SSA validity: renaming definitions, not just uses
When cloning body blocks, every SSA value defined in the clone must get a fresh ID. This requires renaming both uses (operands that reference %iv or other loop values) and definitions (the dest field of each instruction). Missing the definition rename produces duplicate value IDs — invalid SSA — and would silently corrupt later optimization passes.
The fix is rename_inst_dest, applied to every cloned instruction after operand renaming:
let new_insts: Vec<Instruction> = orig.instructions.iter()
.map(|inst| {
let mut cloned = inst.clone();
replace_values_in_inst(&mut cloned, vmap); // rename uses
rename_inst_dest(&mut cloned, vmap); // rename defs
cloned
})
.collect();
Results
Best-of-7 wall-clock, Linux x86-64, GCC 15.2.0 -O2:
| Benchmark | LCCC | CCC | GCC | vs CCC | vs GCC |
|---|---|---|---|---|---|
arith_loop |
0.103 s | 0.146 s | 0.068 s | +42% | 1.50× |
sieve |
0.036 s | 0.045 s | 0.024 s | +25% | 1.50× |
qsort |
0.096 s | 0.095 s | 0.087 s | ≈equal | 1.10× |
fib(40) |
0.352 s | 0.354 s | 0.096 s | ≈equal | 3.68× |
The sieve prime-counting loop (for (i=2; i<=N; i++) if (sieve[i]) count++) is unrolled 8× — the inner sieve-marking loop (j += i) has a variable step and is not unrolled. The counting loop is not the bottleneck, so the wall-clock improvement is modest.
arith_loop has 291 body instructions, far above the 60-instruction cutoff — it is not unrolled. Its improvement over CCC comes entirely from the earlier phases (linear scan + phi-copy coalescing).

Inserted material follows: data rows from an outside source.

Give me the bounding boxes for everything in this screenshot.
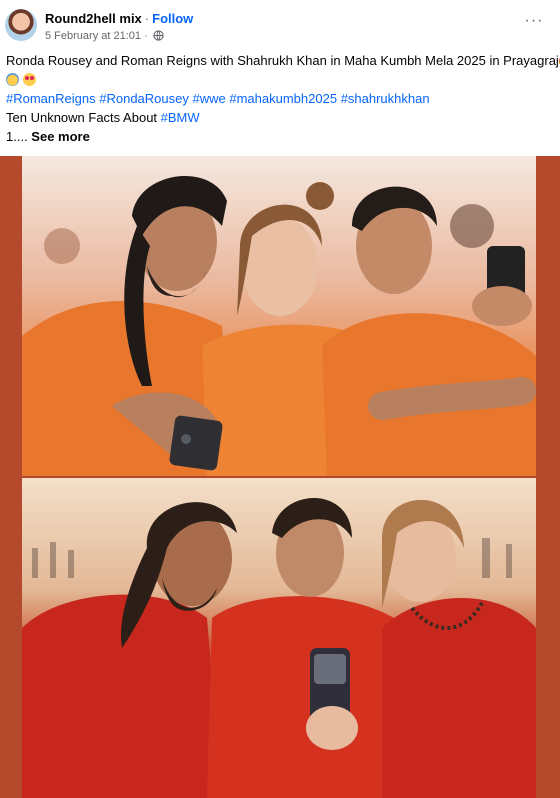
post-timestamp[interactable]: 5 February at 21:01 (45, 30, 141, 42)
author-name[interactable]: Round2hell mix (45, 11, 142, 26)
post-text-line-5: 1.... See more (6, 129, 90, 144)
post-meta: 5 February at 21:01 · (45, 30, 164, 45)
follow-button[interactable]: Follow (152, 11, 193, 26)
see-more-button[interactable]: See more (31, 129, 90, 144)
post-text-line-4: Ten Unknown Facts About #BMW (6, 110, 200, 125)
hashtag-link[interactable]: #RomanReigns (6, 91, 96, 106)
hashtag-link[interactable]: #mahakumbh2025 (229, 91, 337, 106)
scream-emoji (6, 73, 19, 86)
post-media (0, 156, 560, 798)
post-photo-2[interactable] (22, 478, 536, 798)
globe-icon (153, 30, 164, 45)
hashtag-link[interactable]: #shahrukhkhan (341, 91, 430, 106)
hashtag-link[interactable]: #RondaRousey (99, 91, 189, 106)
meta-separator: · (144, 30, 148, 42)
post-photo-1[interactable] (22, 156, 536, 476)
hashtag-line: #RomanReigns #RondaRousey #wwe #mahakumb… (6, 89, 551, 108)
page-avatar[interactable] (5, 9, 37, 41)
post-text-line-2 (6, 70, 551, 89)
hashtag-link[interactable]: #BMW (161, 110, 200, 125)
hashtag-link[interactable]: #wwe (192, 91, 225, 106)
heart-eyes-emoji (22, 73, 36, 86)
selfie-saffron-illustration (22, 175, 536, 476)
selfie-red-illustration (22, 498, 536, 798)
post-text: Ronda Rousey and Roman Reigns with Shahr… (6, 51, 560, 146)
post-text-line-1: Ronda Rousey and Roman Reigns with Shahr… (6, 51, 560, 70)
post-header: Round2hell mix · Follow 5 February at 21:0… (0, 0, 560, 48)
author-line: Round2hell mix · Follow (45, 11, 193, 27)
header-separator: · (144, 11, 150, 26)
more-options-icon[interactable]: ··· (524, 13, 544, 34)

All 514 unit tests pass. The new pass has 6 dedicated unit tests covering basic unrolling, call inhibition, large-body inhibition, missing-preheader inhibition, nested loop handling, and SSA uniqueness.
What’s next
The matmul benchmark (0.020 s LCCC vs 0.004 s GCC) still shows a 4.86× gap — GCC uses AVX2 packed double operations. Phase 5 targets auto-vectorization.